「eSIMスマホ」でMVNOの弱点を補完へ

サポート体制強化の次のステップとしてMAYAが見据えるのが、FREETELの開発能力を活かした「海外eSIMスマートフォン」の実現だ。

すでにMAYAが販売するWi-Fiルーターは、eSIMを利用して海外の現地キャリアに接続するサービスを提供している。この技術をスマートフォンに搭載することを目指しており、今夏の提供に向けてテストに着手しているという。

  • 今夏にも「海外eSIMスマートフォン」を提供へ

メリットは、国内のMVNOが提供していない「海外データローミング」を補完できる点にある。eSIMスマホが実現すれば、国内ではMVNOの格安SIMを使いつつ、海外では現地キャリアの安価なデータ通信を使う、「いいとこ取り」が可能になる。

その中核となっているのが、POMからMAYAに移籍した端末開発部隊だ。

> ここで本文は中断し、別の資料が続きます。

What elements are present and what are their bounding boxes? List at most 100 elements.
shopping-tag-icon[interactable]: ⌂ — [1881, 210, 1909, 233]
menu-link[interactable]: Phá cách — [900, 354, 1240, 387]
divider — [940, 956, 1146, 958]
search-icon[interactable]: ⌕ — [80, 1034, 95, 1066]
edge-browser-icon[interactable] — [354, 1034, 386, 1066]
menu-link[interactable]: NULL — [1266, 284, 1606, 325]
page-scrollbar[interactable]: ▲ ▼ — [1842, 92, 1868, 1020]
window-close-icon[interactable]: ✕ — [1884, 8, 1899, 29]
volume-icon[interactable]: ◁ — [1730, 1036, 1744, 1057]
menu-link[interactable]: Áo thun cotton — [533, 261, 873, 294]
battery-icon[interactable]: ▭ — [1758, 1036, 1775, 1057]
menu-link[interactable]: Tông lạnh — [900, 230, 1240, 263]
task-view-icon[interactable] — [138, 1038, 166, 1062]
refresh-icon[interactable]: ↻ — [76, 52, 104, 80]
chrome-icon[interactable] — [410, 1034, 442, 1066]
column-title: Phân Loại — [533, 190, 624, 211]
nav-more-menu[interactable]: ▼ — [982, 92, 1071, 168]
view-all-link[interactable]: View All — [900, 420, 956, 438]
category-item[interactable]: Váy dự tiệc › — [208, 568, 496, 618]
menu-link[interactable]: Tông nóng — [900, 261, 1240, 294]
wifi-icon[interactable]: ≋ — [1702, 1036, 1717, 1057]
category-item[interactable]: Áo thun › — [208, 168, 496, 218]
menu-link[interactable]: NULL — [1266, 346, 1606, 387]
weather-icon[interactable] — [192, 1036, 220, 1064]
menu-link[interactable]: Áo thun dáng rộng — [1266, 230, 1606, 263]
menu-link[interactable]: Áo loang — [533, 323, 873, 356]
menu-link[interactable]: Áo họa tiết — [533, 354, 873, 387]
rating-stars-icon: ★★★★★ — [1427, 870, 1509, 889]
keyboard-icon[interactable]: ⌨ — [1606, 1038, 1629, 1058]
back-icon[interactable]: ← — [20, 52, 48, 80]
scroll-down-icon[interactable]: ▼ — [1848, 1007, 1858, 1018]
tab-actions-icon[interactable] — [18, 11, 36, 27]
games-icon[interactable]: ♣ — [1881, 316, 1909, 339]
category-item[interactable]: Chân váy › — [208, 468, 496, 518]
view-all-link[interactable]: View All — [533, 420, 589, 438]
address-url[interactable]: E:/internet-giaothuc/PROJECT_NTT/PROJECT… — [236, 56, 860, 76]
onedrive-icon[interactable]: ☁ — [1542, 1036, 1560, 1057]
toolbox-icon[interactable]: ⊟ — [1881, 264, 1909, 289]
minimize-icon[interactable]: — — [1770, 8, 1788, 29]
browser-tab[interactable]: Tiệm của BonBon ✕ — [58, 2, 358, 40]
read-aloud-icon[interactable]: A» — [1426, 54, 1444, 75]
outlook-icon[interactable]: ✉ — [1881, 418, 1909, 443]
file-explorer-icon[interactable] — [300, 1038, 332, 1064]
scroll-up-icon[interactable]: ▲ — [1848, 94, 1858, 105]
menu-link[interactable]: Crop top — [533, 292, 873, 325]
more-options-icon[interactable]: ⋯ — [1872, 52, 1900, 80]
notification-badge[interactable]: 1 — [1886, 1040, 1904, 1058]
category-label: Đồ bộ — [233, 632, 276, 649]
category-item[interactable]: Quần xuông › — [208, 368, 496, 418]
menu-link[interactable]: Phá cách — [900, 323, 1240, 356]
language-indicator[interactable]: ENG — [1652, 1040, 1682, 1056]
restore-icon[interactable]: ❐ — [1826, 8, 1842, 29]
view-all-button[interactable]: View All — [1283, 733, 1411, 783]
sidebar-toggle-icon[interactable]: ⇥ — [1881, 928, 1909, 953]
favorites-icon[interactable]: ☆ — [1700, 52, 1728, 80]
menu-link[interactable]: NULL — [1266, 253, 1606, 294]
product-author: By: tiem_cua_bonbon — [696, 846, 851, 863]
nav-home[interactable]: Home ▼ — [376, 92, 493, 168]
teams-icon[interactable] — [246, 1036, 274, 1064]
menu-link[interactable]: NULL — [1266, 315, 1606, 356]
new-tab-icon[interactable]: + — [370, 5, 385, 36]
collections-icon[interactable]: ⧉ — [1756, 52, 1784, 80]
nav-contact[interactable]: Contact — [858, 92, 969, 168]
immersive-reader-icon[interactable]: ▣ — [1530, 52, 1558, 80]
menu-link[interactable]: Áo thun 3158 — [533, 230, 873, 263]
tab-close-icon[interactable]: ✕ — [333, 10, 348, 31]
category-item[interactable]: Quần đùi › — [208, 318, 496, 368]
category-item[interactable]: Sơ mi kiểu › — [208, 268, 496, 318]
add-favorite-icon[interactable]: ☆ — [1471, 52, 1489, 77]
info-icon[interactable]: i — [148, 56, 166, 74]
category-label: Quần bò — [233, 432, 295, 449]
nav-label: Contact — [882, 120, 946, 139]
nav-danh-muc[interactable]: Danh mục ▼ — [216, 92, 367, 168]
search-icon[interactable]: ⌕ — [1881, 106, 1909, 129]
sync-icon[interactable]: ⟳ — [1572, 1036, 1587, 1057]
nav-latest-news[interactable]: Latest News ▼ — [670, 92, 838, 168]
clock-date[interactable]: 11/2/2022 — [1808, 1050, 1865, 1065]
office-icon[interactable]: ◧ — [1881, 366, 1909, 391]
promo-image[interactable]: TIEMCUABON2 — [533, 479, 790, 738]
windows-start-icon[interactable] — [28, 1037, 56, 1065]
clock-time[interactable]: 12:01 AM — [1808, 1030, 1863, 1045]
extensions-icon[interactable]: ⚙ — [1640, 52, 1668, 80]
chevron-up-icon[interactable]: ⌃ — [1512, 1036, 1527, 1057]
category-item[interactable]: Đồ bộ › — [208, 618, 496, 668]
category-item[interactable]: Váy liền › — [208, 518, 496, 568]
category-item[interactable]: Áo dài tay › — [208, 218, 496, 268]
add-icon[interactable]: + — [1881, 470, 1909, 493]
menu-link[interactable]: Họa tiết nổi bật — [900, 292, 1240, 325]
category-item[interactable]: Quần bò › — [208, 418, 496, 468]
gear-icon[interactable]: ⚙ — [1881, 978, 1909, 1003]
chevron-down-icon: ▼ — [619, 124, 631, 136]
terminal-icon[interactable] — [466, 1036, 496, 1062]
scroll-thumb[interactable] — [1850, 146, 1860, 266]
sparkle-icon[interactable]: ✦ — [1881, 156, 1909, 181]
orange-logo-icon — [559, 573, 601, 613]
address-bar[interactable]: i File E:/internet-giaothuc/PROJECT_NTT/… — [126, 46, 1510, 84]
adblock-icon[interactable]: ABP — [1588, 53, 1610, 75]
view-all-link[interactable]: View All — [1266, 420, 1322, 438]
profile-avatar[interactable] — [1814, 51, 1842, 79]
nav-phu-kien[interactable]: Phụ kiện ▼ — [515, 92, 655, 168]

発表会ではPOM時代から開発を進めていた新製品として、デュアルカメラ搭載の「REI 2 Dual」や、低価格機の「Priori 5」を発表した。資金繰りの悪化によりお蔵入りになりかけたところを、MAYAの支援や関係者の尽力で発売にこぎ着けたという。

  • POM時代から開発を進めてきた「REI 2 Dual」

特徴は、従来のFREETEL端末のようにODM企業のベースモデルを改良するのではなく、初めて自社で端末を設計した点にある。POM時代から取り組んできたソフトウェアの改良も進んでおり、着実にレベルアップしている印象だ。

MAYAも認める通り、SIMフリー市場での生き残りは容易ではない。だが「eSIM」という特徴を活かした事業展開が軌道に乗れば、グローバルの端末メーカーとはひと味違う存在になりそうだ。